The antibodies produced by these cells also showed reduced peripheral tolerance, with an inherent capability to target self-antigens. Their expression of the IGHV4-34 domain in the B cell receptor genes is unusual, since in health such clones are weeded out or transformed by somatic hypermutations (SHM).
Low peripheral tolerance with very low SHM frequencies indicate that “the course of severe infection may reflect some of the biology previously characterized in the context of autoimmune disease.” Even with high specificity for the virus, ASCs in severe SARS-CoV-2 infection show a tendency to self-reactivity to nuclear antigens, kidney epithelial targets, and naïve B cells, though it was far from invariable.
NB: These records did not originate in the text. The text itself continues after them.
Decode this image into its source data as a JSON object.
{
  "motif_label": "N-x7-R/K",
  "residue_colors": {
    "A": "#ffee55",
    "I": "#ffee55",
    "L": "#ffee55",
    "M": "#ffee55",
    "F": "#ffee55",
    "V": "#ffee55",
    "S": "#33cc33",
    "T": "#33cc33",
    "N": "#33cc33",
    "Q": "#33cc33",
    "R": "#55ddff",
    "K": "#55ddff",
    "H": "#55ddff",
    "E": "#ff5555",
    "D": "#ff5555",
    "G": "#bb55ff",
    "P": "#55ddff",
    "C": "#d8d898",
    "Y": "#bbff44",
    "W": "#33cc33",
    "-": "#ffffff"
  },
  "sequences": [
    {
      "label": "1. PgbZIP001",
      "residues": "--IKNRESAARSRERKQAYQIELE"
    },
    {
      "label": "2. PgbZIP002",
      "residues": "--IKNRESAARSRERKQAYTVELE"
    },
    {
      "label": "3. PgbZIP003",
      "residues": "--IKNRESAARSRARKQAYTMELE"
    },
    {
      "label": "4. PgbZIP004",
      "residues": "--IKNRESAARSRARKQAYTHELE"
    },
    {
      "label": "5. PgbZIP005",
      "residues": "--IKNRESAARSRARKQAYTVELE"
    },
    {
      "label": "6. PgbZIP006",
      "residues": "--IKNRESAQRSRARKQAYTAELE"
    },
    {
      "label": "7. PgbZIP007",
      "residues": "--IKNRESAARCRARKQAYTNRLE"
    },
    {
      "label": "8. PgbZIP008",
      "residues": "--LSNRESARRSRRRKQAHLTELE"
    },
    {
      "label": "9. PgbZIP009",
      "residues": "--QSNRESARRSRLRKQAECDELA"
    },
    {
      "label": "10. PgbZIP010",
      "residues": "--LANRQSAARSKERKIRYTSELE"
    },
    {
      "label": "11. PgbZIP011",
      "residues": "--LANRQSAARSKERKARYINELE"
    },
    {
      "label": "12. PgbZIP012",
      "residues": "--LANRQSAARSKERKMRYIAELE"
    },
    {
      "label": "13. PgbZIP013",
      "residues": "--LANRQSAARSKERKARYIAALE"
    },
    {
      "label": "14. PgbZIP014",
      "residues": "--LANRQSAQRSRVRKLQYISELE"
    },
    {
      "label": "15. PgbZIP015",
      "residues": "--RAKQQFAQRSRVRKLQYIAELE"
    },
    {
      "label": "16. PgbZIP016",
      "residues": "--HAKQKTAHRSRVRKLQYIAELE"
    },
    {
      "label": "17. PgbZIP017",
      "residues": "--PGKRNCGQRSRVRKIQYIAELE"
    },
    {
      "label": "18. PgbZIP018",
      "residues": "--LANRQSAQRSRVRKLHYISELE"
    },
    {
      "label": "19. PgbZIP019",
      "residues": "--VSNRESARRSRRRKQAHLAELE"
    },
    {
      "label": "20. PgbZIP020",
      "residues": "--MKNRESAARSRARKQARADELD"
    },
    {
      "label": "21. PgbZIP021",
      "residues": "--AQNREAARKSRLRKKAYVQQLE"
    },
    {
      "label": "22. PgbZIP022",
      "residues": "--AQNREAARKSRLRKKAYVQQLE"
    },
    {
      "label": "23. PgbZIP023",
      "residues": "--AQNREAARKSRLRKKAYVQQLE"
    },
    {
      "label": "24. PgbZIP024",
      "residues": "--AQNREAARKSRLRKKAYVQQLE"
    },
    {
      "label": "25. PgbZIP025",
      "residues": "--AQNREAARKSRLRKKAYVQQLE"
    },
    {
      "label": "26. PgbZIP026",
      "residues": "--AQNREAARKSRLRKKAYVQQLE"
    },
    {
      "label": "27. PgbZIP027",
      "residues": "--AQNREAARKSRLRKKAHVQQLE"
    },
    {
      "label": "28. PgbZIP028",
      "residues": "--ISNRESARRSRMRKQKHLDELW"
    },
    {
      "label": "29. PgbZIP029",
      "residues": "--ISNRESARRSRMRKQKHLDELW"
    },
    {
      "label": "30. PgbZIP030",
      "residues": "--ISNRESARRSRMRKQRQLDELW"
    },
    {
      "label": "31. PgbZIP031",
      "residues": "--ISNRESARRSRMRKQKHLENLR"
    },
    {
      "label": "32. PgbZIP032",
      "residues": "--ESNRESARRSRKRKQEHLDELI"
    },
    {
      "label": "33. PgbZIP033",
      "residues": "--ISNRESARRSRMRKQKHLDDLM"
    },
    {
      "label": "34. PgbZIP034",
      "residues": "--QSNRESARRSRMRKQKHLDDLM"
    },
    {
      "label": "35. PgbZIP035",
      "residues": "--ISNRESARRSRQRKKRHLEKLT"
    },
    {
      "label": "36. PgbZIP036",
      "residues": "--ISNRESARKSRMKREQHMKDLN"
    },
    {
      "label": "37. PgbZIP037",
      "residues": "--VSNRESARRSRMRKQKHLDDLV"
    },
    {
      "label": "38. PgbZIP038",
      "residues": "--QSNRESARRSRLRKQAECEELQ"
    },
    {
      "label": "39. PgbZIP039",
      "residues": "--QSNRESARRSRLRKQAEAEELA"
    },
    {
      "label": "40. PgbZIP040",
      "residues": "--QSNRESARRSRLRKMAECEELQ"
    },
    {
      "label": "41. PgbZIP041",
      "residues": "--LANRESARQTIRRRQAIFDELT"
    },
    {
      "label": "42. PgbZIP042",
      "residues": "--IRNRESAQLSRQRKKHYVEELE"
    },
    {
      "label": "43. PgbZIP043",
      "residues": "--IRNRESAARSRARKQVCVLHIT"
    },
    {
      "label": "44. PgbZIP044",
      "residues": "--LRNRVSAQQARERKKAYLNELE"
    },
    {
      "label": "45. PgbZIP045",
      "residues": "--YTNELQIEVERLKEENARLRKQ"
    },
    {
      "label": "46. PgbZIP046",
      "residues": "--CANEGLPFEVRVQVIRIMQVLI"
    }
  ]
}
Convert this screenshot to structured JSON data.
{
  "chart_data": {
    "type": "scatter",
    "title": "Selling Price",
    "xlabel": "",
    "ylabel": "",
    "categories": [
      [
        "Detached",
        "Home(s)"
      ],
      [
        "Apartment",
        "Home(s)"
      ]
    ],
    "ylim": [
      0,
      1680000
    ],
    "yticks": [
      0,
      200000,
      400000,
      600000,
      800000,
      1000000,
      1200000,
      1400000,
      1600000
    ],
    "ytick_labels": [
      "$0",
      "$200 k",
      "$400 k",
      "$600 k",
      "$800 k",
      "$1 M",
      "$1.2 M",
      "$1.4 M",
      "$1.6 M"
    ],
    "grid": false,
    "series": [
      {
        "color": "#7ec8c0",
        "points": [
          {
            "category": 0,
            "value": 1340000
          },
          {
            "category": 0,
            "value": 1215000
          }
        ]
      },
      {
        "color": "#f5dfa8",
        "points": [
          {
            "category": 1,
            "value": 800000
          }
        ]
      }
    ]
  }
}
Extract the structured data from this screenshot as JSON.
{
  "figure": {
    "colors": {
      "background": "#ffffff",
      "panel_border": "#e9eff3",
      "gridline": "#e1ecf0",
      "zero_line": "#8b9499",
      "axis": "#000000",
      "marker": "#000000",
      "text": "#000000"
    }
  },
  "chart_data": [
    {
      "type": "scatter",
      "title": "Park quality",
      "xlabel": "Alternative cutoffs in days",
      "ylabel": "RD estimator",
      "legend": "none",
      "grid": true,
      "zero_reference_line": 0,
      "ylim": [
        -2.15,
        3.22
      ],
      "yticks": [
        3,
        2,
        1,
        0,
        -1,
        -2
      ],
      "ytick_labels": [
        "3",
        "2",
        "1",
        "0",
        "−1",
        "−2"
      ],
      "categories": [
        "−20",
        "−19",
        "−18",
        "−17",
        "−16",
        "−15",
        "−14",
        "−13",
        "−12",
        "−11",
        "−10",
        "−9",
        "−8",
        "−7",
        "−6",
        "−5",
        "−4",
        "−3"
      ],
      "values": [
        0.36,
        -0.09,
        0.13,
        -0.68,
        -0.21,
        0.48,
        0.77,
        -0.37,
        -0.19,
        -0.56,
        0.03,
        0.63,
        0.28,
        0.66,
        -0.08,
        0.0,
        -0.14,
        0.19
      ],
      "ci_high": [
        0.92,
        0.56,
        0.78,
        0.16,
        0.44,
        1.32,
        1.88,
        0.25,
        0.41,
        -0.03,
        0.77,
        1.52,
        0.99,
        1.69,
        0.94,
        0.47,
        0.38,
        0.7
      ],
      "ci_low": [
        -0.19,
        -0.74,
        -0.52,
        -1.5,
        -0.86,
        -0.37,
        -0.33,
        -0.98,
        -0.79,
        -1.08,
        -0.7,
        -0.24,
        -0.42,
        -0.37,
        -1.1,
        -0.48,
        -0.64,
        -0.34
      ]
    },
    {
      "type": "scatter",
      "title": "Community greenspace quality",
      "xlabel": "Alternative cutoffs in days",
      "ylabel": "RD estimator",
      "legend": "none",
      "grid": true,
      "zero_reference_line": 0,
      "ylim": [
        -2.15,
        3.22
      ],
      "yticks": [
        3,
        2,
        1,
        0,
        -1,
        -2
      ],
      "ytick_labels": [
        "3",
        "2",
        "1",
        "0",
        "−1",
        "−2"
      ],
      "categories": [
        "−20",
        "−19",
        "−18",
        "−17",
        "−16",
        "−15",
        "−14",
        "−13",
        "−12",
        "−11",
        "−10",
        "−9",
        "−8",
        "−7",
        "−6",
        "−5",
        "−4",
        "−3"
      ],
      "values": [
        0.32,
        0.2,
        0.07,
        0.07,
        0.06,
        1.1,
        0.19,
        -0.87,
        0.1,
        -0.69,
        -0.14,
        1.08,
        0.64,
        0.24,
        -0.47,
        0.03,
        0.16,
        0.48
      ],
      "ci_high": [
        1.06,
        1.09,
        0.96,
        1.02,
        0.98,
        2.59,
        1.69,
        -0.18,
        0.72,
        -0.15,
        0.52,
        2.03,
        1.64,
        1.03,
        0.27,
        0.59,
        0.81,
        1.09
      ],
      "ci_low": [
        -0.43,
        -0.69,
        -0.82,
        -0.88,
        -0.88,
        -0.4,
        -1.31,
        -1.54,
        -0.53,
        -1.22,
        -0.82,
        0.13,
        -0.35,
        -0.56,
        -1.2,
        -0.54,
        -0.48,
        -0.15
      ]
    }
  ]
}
This suggests that the EF pathway is a expedited response to severe infection, enabling rapid antibody production and viral clearance. While most ASCs thus generated are specific to the virus, a few may escape central tolerance and expand, causing both self-reactive and autoreactive ASCs to be present in the mix.
These mixed antibody responses may contribute to the overall inflammatory environment through innate activation and self-targeting to create a feed-forward loop of EF response bias.”
Such autoantibodies may also explain the clotting tendencies, hyperimmune phenomena and poor antiviral response seen in COVID-19. Some research shows that patients with long Covid have autoantibodies that persist beyond the acute period, with longer perturbations of the immune response. However, COVID-9 vaccination has not been linked with such disruptions.
Risk factors for long Covid may include autoantibodies, a type 1 T helper cell (Th1) bias, type 2 diabetes, SARS-CoV-2 in the blood, and Epstein-Barr virus in the blood.
A better understanding of the balance between the EF and GC responses and the phenotype of ASC for the generation and maintenance of LLPC after infection and vaccination are still needed.”